The administration has managed to silence the local media/newspapers by stopping government advertisements, which is their main source of income. The advertisements are released only after they toe a certain line of reporting. They have been informally asked to change the vocabulary in reports like writing 'terrorist' instead of 'militants.'
The recently promulgated Central Media Accreditation Guidelines, 2022 is designed to make it impossible for journalists and media houses to report freely, independently and fearlessly by enabling the Government to withdraw accreditation of a journalist if a journalist acts in a `manner prejudicial to the country’s sovereignty, security, integrity, friendly relations with foreign states, public order’ or is charged with a serious cognisable offence. 
The sweeping powers can easily be invoked by the state agencies at the merest whiff of a journalistic piece critical of or questioning or disputing the government version of events, especially in troubled areas like the Kashmir valley. 
Thus with the new media policy Guidelines, the administration has made reporting even more difficult and hazardous by beginning a  fresh verification process of all the journalists. The information department administration hasn't issued the accreditation cards to journalists, which facilitates their attendance in high profile government functions.
Human Rights Watch estimates that at least 35 journalists in Kashmir have faced police interrogation, raids, threats, physical assault since 2019
The true nature of freedom of the media to function freely and fearlessly in India is captured by the fact that in 2020 the Paris based Reporters without Borders (RSF) has ranked India in the 142nd place out of 180 countries on World Freedom Index, 2020.
The Kashmir Press Club, an independent media body, was closed by authorities last month.
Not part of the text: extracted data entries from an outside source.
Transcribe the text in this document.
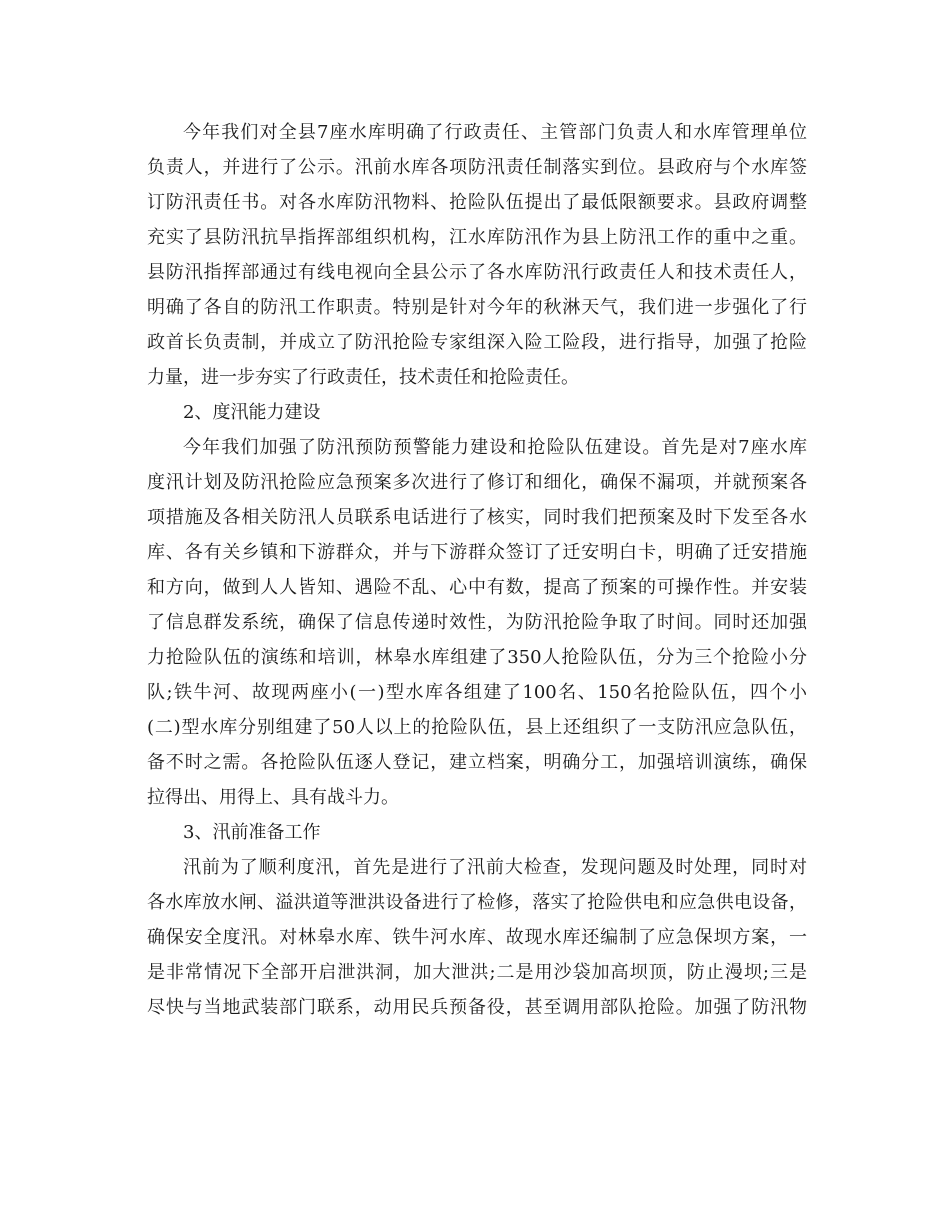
今年我们对全县7座水库明确了行政责任、主管部门负责人和水库管理单位
负责人，并进行了公示。汛前水库各项防汛责任制落实到位。县政府与个水库签
订防汛责任书。对各水库防汛物料、抢险队伍提出了最低限额要求。县政府调整
充实了县防汛抗旱指挥部组织机构，江水库防汛作为县上防汛工作的重中之重。
县防汛指挥部通过有线电视向全县公示了各水库防汛行政责任人和技术责任人，
明确了各自的防汛工作职责。特别是针对今年的秋淋天气，我们进一步强化了行
政首长负责制，并成立了防汛抢险专家组深入险工险段，进行指导，加强了抢险
力量，进一步夯实了行政责任，技术责任和抢险责任。
2、度汛能力建设
今年我们加强了防汛预防预警能力建设和抢险队伍建设。首先是对7座水库
度汛计划及防汛抢险应急预案多次进行了修订和细化，确保不漏项，并就预案各
项措施及各相关防汛人员联系电话进行了核实，同时我们把预案及时下发至各水
库、各有关乡镇和下游群众，并与下游群众签订了迁安明白卡，明确了迁安措施
和方向，做到人人皆知、遇险不乱、心中有数，提高了预案的可操作性。并安装
了信息群发系统，确保了信息传递时效性，为防汛抢险争取了时间。同时还加强
力抢险队伍的演练和培训，林皋水库组建了350人抢险队伍，分为三个抢险小分
队;铁牛河、故现两座小(一)型水库各组建了100名、150名抢险队伍，四个小
(二)型水库分别组建了50人以上的抢险队伍，县上还组织了一支防汛应急队伍，
备不时之需。各抢险队伍逐人登记，建立档案，明确分工，加强培训演练，确保
拉得出、用得上、具有战斗力。
3、汛前准备工作
汛前为了顺利度汛，首先是进行了汛前大检查，发现问题及时处理，同时对
各水库放水闸、溢洪道等泄洪设备进行了检修，落实了抢险供电和应急供电设备，
确保安全度汛。对林皋水库、铁牛河水库、故现水库还编制了应急保坝方案，一
是非常情况下全部开启泄洪洞，加大泄洪;二是用沙袋加高坝顶，防止漫坝;三是
尽快与当地武装部门联系，动用民兵预备役，甚至调用部队抢险。加强了防汛物
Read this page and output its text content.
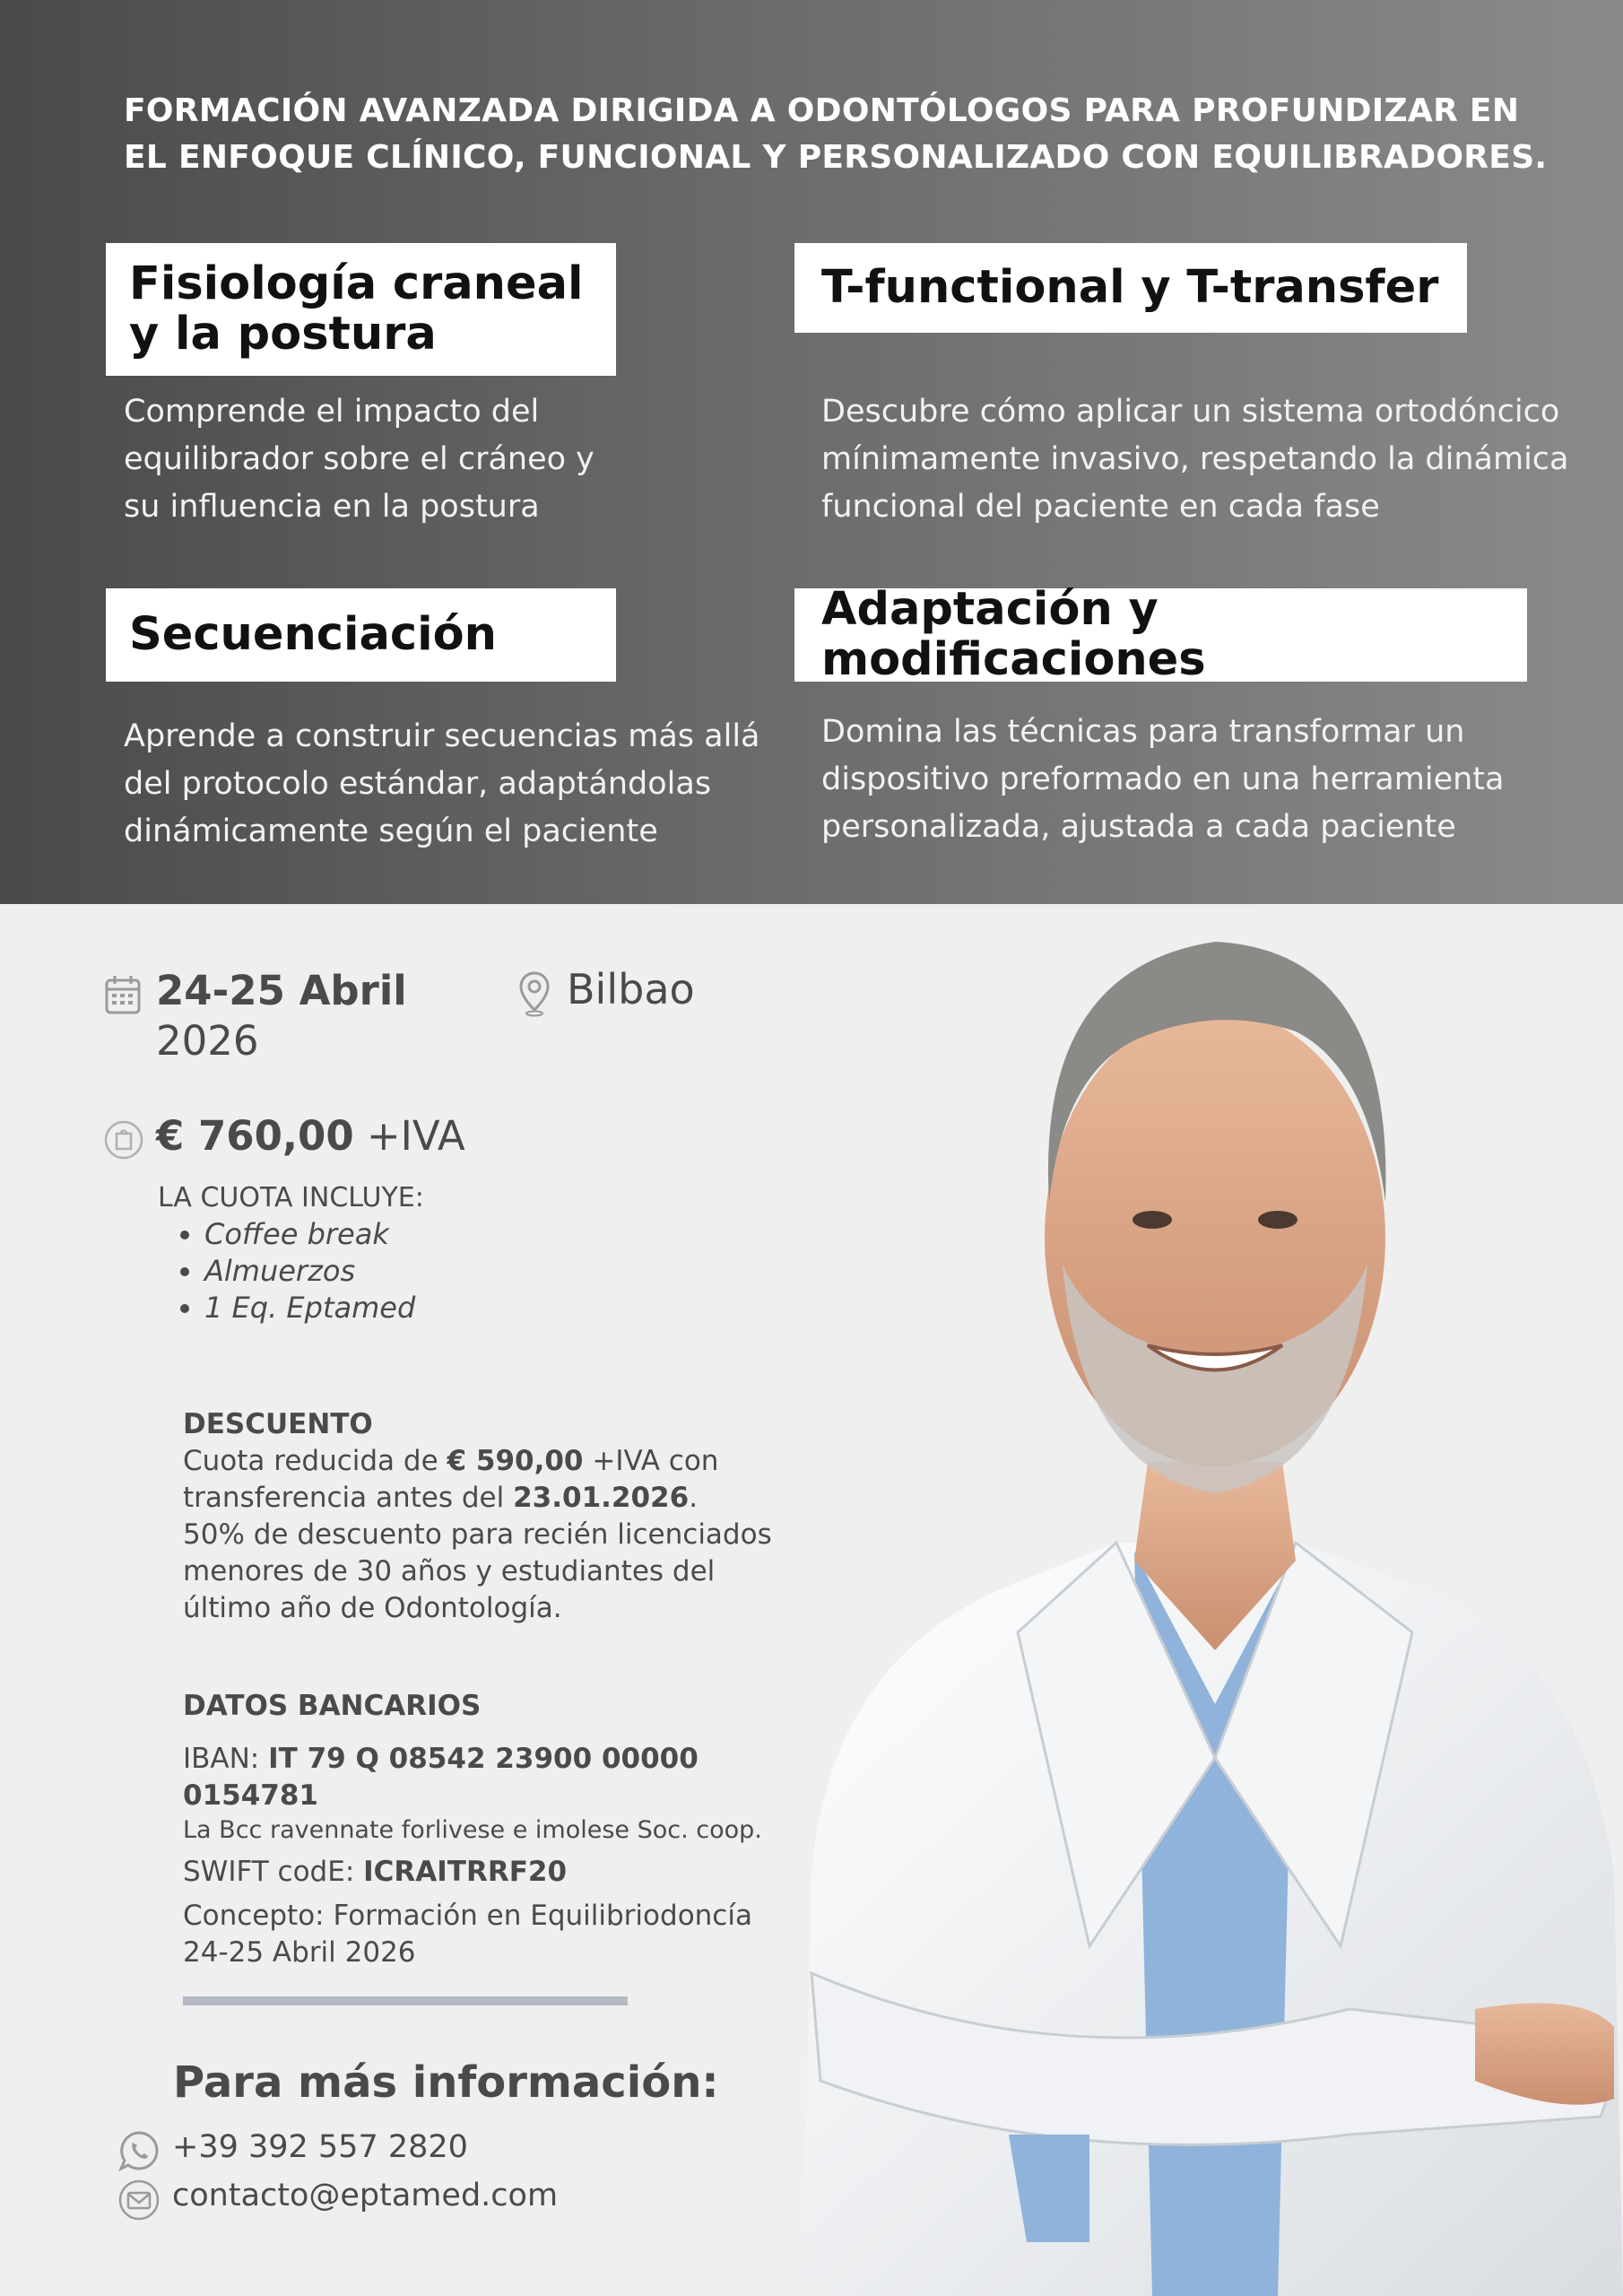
FORMACIÓN AVANZADA DIRIGIDA A ODONTÓLOGOS PARA PROFUNDIZAR EN
EL ENFOQUE CLÍNICO, FUNCIONAL Y PERSONALIZADO CON EQUILIBRADORES.
Fisiología craneal
y la postura
Comprende el impacto del
equilibrador sobre el cráneo y
su influencia en la postura
T-functional y T-transfer
Descubre cómo aplicar un sistema ortodóncico
mínimamente invasivo, respetando la dinámica
funcional del paciente en cada fase
Secuenciación
Aprende a construir secuencias más allá
del protocolo estándar, adaptándolas
dinámicamente según el paciente
Adaptación y modificaciones
Domina las técnicas para transformar un
dispositivo preformado en una herramienta
personalizada, ajustada a cada paciente
24-25 Abril
2026
Bilbao
€ 760,00 +IVA
LA CUOTA INCLUYE:
• Coffee break
• Almuerzos
• 1 Eq. Eptamed
DESCUENTO
Cuota reducida de € 590,00 +IVA con
transferencia antes del 23.01.2026.
50% de descuento para recién licenciados
menores de 30 años y estudiantes del
último año de Odontología.
DATOS BANCARIOS
IBAN: IT 79 Q 08542 23900 00000 0154781
La Bcc ravennate forlivese e imolese Soc. coop.
SWIFT codE: ICRAITRRF20
Concepto: Formación en Equilibriodoncía
24-25 Abril 2026
Para más información:
+39 392 557 2820
contacto@eptamed.com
Human Rights Watch estimates that at least 35 journalists in Kashmir have faced police interrogation, raids, threats, physical assault, or fabricated criminal cases for their reporting since 2019. Authorities have repeatedly used the bogey of fake news and misinformation to target journalists whose reporting calls into question the official version of events.
In June 2021, the UN Special Rapporteur on Freedom of Expression and the UN Working Group on Arbitrary Detention wrote to the Indian government expressing concern at “acts of alleged arbitrary detention and intimidation of journalists covering the situation in Jammu and Kashmir”. In their communication, they mentioned previous incidents involving Fahad Shah, including when he was arbitrarily detained and questioned multiple times, his home attacked with tear gas and his car windows broken.
The Editors Guild of India has condemned Shah’s initial arrest, saying: “This arrest is part of a larger trend in Kashmir of security forces calling journalists for questioning and often detaining them, because of their critical reporting of the establishment.” 
The People's Union for Civil Liberties (PUCL) has called upon Indian authorities to immediately release Shah and all other journalists in Kashmir, who have been targeted simply for doing their work, and drop all cases against them and cease the persecution of journalists.  The government must respect the freedom of journalists who, as the Supreme Court said, are “vocal organs and the necessary agencies for the exercise of the rights of free speech and expression”. The UAPA, the J&K PSA, and Section 124A of the Indian Penal Code, which criminalizes sedition, must be repealed.